You can almost smell the finish as you try and yet fail to run elegantly over the smoothest, flattest section of the entire race. Even had our running technique suggest class, our muddy, salt-crusted appearance was a complete giveaway of our exploits. It is with 300m to go one well-dressed teenager cruising the other way queried, “Are you in a race?  How far?”… What do you say?

No matter who you are or what time you have run, by the time you reach Cynthia Bay the idea of this event being a race has long since passed.  What remains is a deep sense of camaraderie – with yourself and your accomplishment, your running comrades, and the organisers themselves.

“With around 300 meters to go, I take off like a scalded cat, surprising myself how strong I feel. I cross the finish line, and Bob says ‘You made it just under 15 hours’. I say: ‘How much exactly,” and he replies: “14 hours, 59 minutes and 27 seconds”. I think that’s pretty neat.’ – John Lindsay, 2003.

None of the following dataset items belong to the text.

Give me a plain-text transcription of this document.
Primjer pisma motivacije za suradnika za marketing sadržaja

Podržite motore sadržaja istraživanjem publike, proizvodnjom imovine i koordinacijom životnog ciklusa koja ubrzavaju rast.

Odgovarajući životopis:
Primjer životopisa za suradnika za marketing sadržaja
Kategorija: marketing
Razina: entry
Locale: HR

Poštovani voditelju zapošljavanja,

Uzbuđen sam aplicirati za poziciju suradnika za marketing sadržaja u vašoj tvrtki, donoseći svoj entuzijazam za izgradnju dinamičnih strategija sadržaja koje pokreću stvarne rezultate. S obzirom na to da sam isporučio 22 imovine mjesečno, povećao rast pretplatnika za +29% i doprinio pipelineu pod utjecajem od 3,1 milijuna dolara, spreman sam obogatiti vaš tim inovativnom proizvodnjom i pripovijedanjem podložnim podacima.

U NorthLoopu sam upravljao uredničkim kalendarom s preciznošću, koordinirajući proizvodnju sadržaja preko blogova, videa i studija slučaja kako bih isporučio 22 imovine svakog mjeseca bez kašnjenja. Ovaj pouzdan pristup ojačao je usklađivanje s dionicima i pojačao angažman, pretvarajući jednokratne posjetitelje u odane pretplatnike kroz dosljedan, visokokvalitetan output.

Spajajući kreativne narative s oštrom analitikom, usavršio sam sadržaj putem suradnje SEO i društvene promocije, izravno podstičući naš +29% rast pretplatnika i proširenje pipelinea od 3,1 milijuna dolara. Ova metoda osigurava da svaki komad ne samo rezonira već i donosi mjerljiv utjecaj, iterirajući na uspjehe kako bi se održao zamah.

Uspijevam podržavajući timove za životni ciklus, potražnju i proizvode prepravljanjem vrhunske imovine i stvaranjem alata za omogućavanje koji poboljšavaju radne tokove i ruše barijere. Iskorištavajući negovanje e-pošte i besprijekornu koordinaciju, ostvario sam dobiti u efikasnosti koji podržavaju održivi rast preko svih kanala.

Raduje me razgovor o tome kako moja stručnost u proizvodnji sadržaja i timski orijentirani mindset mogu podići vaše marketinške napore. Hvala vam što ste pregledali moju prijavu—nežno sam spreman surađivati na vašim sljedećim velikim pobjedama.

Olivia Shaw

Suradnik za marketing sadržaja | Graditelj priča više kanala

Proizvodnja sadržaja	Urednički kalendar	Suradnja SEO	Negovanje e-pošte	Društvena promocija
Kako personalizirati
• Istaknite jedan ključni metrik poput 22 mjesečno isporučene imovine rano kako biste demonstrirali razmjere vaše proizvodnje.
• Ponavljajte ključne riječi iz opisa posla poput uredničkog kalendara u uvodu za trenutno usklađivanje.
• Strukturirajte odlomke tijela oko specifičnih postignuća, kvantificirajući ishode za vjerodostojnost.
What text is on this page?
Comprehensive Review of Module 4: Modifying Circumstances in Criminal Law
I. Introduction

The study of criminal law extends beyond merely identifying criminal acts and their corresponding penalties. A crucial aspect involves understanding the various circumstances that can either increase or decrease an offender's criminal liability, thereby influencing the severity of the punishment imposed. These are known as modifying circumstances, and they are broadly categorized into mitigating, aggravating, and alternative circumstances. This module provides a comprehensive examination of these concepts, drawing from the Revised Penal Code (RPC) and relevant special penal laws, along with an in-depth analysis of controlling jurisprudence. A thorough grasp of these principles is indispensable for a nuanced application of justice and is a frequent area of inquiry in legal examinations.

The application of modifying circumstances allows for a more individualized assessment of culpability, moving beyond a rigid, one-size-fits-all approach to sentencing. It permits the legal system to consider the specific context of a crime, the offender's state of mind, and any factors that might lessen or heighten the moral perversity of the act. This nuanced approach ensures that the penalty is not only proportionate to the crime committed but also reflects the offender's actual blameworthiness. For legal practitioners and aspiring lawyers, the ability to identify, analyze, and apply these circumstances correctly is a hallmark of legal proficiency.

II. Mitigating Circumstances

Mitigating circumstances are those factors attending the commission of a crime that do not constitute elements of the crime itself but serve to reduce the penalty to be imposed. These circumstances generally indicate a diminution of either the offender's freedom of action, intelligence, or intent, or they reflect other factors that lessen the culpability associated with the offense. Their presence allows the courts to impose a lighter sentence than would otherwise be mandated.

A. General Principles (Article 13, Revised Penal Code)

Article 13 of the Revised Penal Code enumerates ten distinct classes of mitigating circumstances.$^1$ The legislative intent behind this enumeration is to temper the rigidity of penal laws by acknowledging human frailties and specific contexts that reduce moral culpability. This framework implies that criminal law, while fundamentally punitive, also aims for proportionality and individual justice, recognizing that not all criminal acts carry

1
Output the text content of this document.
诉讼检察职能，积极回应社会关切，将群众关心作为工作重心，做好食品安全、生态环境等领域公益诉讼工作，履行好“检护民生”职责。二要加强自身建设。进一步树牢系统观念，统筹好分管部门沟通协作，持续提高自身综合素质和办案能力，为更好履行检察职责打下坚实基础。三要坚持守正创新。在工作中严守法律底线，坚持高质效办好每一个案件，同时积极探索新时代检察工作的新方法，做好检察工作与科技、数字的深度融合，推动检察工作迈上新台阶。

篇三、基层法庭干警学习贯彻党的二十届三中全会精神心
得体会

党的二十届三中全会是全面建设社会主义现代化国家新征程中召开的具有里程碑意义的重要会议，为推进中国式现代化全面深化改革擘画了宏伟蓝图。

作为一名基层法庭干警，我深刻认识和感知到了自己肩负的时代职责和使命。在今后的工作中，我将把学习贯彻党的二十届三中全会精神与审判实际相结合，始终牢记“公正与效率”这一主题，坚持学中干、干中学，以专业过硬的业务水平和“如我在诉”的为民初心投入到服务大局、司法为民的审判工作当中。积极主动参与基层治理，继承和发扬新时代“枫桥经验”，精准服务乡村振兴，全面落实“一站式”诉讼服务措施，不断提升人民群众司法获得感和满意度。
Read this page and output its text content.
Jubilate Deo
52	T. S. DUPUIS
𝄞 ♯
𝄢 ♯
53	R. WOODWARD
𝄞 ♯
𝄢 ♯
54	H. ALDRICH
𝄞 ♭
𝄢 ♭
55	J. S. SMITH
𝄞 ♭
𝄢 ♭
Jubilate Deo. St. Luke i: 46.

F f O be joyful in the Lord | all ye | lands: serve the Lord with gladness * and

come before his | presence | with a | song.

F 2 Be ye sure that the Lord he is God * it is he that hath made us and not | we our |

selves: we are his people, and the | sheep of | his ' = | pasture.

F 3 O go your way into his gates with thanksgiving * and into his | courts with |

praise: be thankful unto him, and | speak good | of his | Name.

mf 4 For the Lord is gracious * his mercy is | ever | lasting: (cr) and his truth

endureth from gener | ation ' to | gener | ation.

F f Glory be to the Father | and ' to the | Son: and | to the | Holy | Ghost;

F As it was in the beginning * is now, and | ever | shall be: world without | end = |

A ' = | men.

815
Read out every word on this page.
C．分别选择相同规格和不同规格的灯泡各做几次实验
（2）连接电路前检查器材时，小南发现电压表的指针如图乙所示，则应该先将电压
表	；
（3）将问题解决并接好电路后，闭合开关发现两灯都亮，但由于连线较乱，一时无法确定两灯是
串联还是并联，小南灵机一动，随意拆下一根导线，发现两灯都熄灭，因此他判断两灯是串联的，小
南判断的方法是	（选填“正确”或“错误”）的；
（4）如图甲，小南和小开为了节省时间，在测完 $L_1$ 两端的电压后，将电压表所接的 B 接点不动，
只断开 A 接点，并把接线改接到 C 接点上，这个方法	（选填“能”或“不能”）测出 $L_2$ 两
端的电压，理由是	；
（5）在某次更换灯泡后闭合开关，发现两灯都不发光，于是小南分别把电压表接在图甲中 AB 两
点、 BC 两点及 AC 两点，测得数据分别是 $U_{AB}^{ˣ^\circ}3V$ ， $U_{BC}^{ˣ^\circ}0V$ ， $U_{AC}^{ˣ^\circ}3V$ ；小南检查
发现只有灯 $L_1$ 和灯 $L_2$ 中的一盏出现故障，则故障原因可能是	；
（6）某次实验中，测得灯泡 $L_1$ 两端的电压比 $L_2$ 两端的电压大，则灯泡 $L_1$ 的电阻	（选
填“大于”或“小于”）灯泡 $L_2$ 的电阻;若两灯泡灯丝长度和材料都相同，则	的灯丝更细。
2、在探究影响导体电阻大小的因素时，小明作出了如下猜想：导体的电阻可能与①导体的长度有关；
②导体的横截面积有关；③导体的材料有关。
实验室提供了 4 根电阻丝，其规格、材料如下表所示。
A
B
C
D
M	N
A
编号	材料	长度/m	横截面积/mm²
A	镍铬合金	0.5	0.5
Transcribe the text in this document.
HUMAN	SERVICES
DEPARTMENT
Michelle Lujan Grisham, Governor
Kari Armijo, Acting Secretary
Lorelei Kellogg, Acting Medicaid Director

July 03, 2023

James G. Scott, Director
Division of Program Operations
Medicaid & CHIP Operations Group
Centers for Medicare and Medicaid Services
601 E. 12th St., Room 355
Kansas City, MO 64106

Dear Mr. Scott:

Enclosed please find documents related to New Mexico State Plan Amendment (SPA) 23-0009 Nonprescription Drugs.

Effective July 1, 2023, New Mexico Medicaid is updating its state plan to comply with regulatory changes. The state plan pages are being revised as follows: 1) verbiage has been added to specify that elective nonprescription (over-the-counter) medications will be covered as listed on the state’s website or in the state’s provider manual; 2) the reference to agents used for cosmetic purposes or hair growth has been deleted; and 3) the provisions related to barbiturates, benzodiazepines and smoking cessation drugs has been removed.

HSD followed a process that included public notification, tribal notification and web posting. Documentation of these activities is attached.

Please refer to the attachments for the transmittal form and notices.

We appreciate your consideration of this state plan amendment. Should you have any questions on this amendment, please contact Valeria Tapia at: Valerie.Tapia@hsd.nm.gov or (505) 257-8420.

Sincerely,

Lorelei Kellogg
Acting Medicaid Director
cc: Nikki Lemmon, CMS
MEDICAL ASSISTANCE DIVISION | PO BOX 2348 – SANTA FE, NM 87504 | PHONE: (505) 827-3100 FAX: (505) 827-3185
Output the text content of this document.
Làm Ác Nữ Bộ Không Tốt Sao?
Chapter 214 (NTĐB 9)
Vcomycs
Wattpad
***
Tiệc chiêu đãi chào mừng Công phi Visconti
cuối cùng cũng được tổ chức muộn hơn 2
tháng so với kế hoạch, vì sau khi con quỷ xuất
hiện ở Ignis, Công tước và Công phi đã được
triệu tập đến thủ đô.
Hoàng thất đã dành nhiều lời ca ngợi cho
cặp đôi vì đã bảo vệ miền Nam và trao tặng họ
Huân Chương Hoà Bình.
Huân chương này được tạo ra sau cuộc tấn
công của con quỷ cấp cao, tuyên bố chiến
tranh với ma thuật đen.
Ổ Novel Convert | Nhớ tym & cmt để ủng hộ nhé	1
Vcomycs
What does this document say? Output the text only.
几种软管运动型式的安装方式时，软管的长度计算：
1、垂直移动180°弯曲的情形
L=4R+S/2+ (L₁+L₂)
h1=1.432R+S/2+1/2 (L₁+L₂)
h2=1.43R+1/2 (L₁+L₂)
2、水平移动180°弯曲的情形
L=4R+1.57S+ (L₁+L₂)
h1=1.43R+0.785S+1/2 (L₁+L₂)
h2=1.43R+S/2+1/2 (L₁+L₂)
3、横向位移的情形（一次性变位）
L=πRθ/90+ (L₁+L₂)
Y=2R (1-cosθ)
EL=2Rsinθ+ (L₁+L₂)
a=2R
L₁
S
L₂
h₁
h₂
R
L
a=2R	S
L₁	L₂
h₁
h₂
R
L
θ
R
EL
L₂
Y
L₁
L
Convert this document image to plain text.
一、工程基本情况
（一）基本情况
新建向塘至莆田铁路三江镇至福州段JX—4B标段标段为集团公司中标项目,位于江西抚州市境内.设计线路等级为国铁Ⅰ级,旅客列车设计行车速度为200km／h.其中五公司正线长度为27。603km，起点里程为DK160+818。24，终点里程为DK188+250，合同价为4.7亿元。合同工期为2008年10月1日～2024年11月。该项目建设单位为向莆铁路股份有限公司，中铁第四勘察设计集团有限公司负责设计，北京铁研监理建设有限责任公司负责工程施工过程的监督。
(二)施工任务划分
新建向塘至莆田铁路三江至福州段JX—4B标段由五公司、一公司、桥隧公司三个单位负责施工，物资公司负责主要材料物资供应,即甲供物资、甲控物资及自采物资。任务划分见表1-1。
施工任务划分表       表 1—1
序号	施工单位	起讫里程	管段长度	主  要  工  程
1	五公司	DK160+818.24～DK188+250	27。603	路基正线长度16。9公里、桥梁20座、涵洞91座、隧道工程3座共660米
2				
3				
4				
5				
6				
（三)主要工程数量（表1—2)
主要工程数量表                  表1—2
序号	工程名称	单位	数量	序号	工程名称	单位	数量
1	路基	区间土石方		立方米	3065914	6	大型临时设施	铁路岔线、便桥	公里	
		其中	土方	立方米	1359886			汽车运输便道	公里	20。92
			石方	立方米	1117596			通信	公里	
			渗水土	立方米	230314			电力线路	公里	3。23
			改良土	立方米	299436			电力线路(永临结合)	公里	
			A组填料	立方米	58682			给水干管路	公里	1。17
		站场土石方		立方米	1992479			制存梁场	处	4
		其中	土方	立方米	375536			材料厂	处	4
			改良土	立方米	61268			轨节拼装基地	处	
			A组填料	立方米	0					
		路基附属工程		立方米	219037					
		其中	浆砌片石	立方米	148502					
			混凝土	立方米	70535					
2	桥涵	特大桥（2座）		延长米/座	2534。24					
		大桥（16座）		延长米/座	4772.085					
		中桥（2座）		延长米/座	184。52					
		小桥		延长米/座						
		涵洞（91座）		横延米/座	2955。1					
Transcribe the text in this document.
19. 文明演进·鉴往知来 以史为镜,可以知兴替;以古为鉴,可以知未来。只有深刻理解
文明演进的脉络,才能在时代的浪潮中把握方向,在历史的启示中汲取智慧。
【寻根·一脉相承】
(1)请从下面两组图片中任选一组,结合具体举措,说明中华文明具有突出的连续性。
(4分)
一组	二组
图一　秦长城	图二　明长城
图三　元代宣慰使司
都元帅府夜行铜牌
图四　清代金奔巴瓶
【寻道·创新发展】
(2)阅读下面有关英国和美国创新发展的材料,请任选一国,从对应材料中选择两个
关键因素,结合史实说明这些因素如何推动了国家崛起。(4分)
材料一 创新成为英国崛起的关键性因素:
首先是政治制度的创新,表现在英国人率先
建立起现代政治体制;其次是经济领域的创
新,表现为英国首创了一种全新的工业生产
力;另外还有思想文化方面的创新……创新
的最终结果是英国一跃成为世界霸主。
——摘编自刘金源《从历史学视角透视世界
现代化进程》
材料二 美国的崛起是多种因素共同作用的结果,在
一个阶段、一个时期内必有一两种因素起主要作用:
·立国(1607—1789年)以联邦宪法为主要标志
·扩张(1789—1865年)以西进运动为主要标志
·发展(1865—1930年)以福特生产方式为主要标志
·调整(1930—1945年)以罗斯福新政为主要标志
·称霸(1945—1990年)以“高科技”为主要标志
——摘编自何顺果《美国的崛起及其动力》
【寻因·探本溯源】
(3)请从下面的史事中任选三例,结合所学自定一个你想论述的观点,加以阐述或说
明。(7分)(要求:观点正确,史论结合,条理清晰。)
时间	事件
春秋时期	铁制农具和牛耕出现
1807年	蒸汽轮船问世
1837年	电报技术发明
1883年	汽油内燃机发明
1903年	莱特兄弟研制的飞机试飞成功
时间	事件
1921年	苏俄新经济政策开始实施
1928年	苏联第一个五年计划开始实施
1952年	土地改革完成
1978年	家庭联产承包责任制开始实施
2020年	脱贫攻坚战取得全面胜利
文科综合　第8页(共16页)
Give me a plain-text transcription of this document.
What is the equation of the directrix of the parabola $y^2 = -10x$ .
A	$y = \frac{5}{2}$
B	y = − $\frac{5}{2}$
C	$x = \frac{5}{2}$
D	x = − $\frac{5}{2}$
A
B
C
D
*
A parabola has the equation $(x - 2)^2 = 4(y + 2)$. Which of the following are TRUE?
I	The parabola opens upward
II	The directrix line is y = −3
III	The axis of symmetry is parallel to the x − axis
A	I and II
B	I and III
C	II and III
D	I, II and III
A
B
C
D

Sleep is hard to come by post-race.  The ache of muscles you never knew existed and a stomach sitting like a loaded barge from a sugar overload makes for a restless night. Yet despite the weariness there is a joy in crawling from under the covers, sipping tea, and then shuffling across the car park of the Derwent Tavern to mingle with runners at the presentations. Whilst winners do grin and Rob Walter and I collect our certificates, through the sharing of stories and applauding all finishers, we celebrate the accomplishment of forty-nine pairs of feet and 4018km travelled together.

How to conclude on an article delving into an event that still lives so fiercely inside me? Then an email flashes up on my screen.  Distracted I absent-mindedly open it to find a new post on the Cool Running Australia blog. It reads:

 “My first time for the CMR this year and it was awwwwwesome. I’ve never really run as relaxed as I did in this event: stopping to take photos and video etc. This was so special that I was often wanting to just stand still and inhale the awesome. (If it weren’t for the cut offs at Pelion and Narcissus I probably would have). HUGE thanks to all the organisers and volunteers – what an incredible event you put on. Thank you, thank you thank you!… Applause… I hope to one day return! May be see a few of you again?’ – ‘Chaneebear’, 2013.